I read this book for the Mount TBR Reading Challenge hosted over
at My
Reader’s Block from January 1 – December 31, 2016. The challenge is to read
books that you already own.
Orley Farm – Anthony
Trollope
In this early novel, Trollope tells the story of a
disputed inheritance. Lady Mason, beautiful and hard-pressed, and her repulsive
son-in-law, Sir Joseph Mason, clash again concerning the legality of her late
husband's will, which bequeathed her his estate. They had litigation 20 years
before the opening of the story but Samuel Dockwrath, a greedy unscrupulous
lawyer, stirs up litigation a second time purely out of revenge against Lady
Mason. The first volume finds Lady Mason seeks advice first from local friends
and then entrusts the case and her fate to the barrister Furnival, who calls in
our old friend Mr. Chaffanbrass who first appeared in The Three
Clerks. The second volume is the run up to the courtroom duel among the barristers.

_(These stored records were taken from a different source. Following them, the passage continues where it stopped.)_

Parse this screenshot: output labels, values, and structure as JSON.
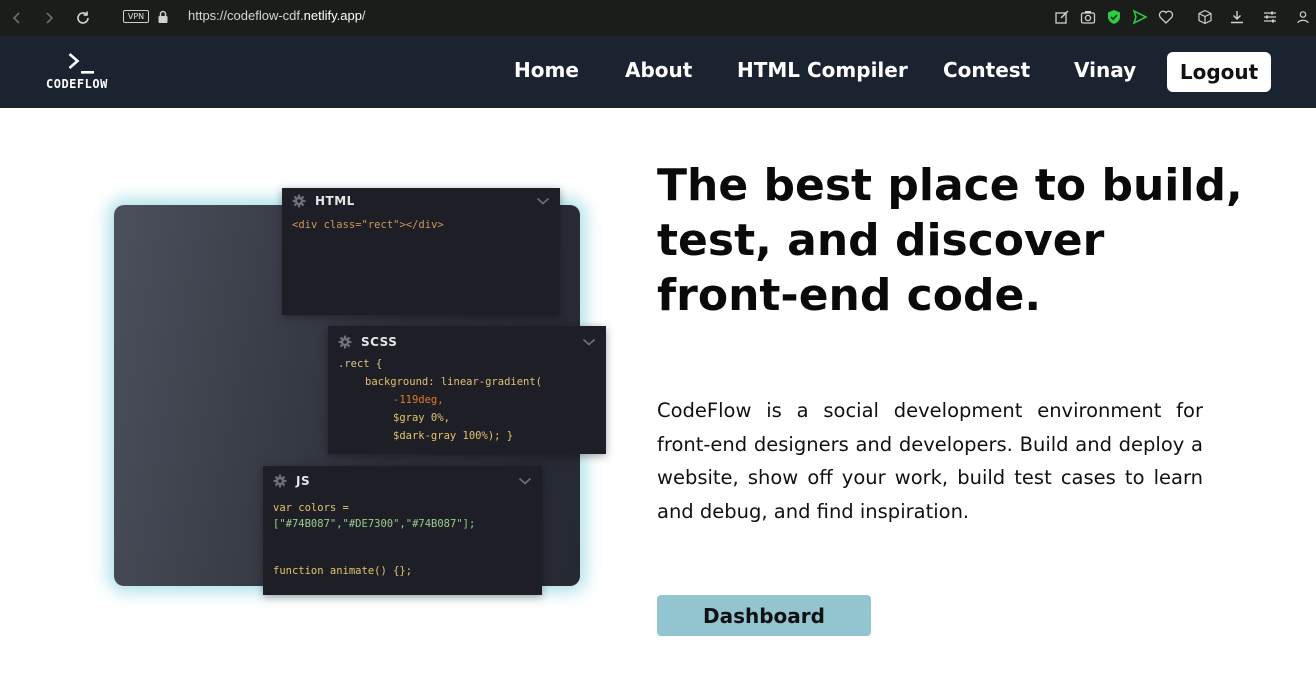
{
  "browser": {
    "vpn_label": "VPN",
    "url_prefix": "https://codeflow-cdf.",
    "url_host": "netlify.app",
    "url_suffix": "/"
  },
  "site_nav": {
    "logo_text": "CODEFLOW",
    "links": [
      "Home",
      "About",
      "HTML Compiler",
      "Contest",
      "Vinay"
    ],
    "logout_label": "Logout"
  },
  "illustration": {
    "html_card": {
      "title": "HTML",
      "code": [
        "<div class=\"rect\"></div>"
      ]
    },
    "scss_card": {
      "title": "SCSS",
      "code": [
        ".rect {",
        "background: linear-gradient(",
        "-119deg,",
        "$gray 0%,",
        "$dark-gray 100%); }"
      ]
    },
    "js_card": {
      "title": "JS",
      "code": [
        "var colors =",
        "[\"#74B087\",\"#DE7300\",\"#74B087\"];",
        "function animate() {};"
      ]
    }
  },
  "hero": {
    "headline": "The best place to build, test, and discover front-end code.",
    "description": "CodeFlow is a social development environment for front-end designers and developers. Build and deploy a website, show off your work, build test cases to learn and debug, and find inspiration.",
    "dashboard_label": "Dashboard"
  },
  "colors": {
    "browser_bar": "#1a1d1a",
    "site_nav": "#1c2330",
    "dashboard_button": "#93c5d0",
    "panel_glow": "#6ec8d7",
    "shield_green": "#2ecc40"
  },
  "icons": [
    "back-arrow-icon",
    "forward-arrow-icon",
    "reload-icon",
    "lock-icon",
    "edit-icon",
    "camera-icon",
    "shield-icon",
    "send-icon",
    "heart-icon",
    "cube-icon",
    "download-icon",
    "settings-sliders-icon",
    "user-icon",
    "gear-icon",
    "chevron-down-icon"
  ]
}
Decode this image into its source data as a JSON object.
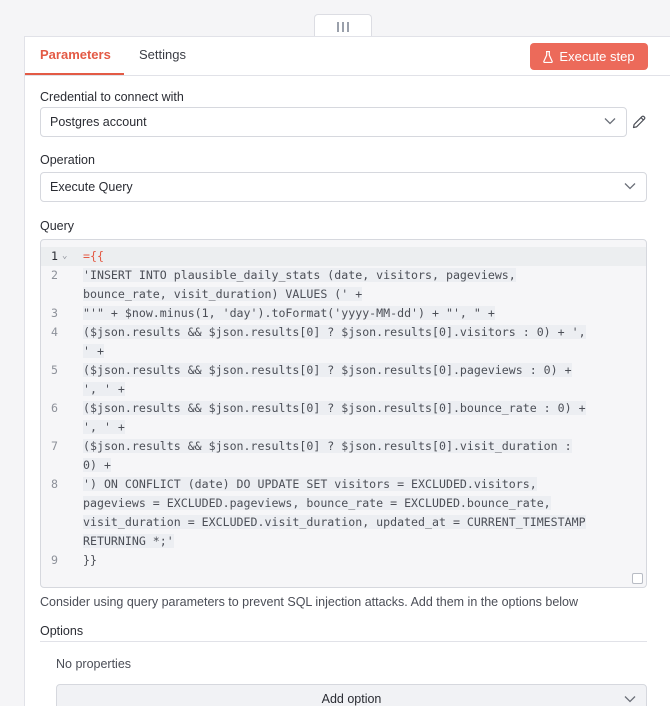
{
  "tabs": {
    "parameters": "Parameters",
    "settings": "Settings"
  },
  "execute_button": "Execute step",
  "credential": {
    "label": "Credential to connect with",
    "value": "Postgres account"
  },
  "operation": {
    "label": "Operation",
    "value": "Execute Query"
  },
  "query": {
    "label": "Query",
    "lines": [
      {
        "num": "1",
        "rows": [
          "={{"
        ]
      },
      {
        "num": "2",
        "rows": [
          "'INSERT INTO plausible_daily_stats (date, visitors, pageviews,",
          "bounce_rate, visit_duration) VALUES (' +"
        ]
      },
      {
        "num": "3",
        "rows": [
          "\"'\" + $now.minus(1, 'day').toFormat('yyyy-MM-dd') + \"', \" +"
        ]
      },
      {
        "num": "4",
        "rows": [
          "($json.results && $json.results[0] ? $json.results[0].visitors : 0) + ',",
          "' +"
        ]
      },
      {
        "num": "5",
        "rows": [
          "($json.results && $json.results[0] ? $json.results[0].pageviews : 0) +",
          "', ' +"
        ]
      },
      {
        "num": "6",
        "rows": [
          "($json.results && $json.results[0] ? $json.results[0].bounce_rate : 0) +",
          "', ' +"
        ]
      },
      {
        "num": "7",
        "rows": [
          "($json.results && $json.results[0] ? $json.results[0].visit_duration :",
          "0) +"
        ]
      },
      {
        "num": "8",
        "rows": [
          "') ON CONFLICT (date) DO UPDATE SET visitors = EXCLUDED.visitors,",
          "pageviews = EXCLUDED.pageviews, bounce_rate = EXCLUDED.bounce_rate,",
          "visit_duration = EXCLUDED.visit_duration, updated_at = CURRENT_TIMESTAMP",
          "RETURNING *;'"
        ]
      },
      {
        "num": "9",
        "rows": [
          "}}"
        ]
      }
    ]
  },
  "hint": "Consider using query parameters to prevent SQL injection attacks. Add them in the options below",
  "options": {
    "title": "Options",
    "empty": "No properties",
    "add_label": "Add option"
  },
  "colors": {
    "accent": "#e35a45",
    "button": "#ec6a5a"
  },
  "icons": {
    "execute": "flask-icon",
    "edit": "pencil-icon",
    "chevron": "chevron-down-icon"
  }
}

I keep details to a minimum because I hate spoilers. All
I have to say is, this novel will please fans who know they like Trollope. He
uses comedy and grotesque characters as if he were writing in the Dickensy
manner, only for us grown-ups. At a little over 800 pages, the book has some
dead-ends. For instance, Trollope makes much of Lucius Mason's experiments in
guano for agricultural use and Mrs. Joseph Mason’s pain-in-the-neck daughters.
But he does not pursue these comic lines. Adding to length are six marriage
proposals. Six, for the luvva Mike.
I liked this novel for the sheer number and variety of characters, especially Sir Peregrine Orme, and Trollope’s narrative skill at constructing what some critics call his best plot. Trollope was in his late forties when he wrote this so I found heartening the sober reflections of middle-aged Victorian moralist. Finally, although the theme was not always comic, I found realistic that characters were constantly acting on judgments that they thought were correct but in fact were dead wrong.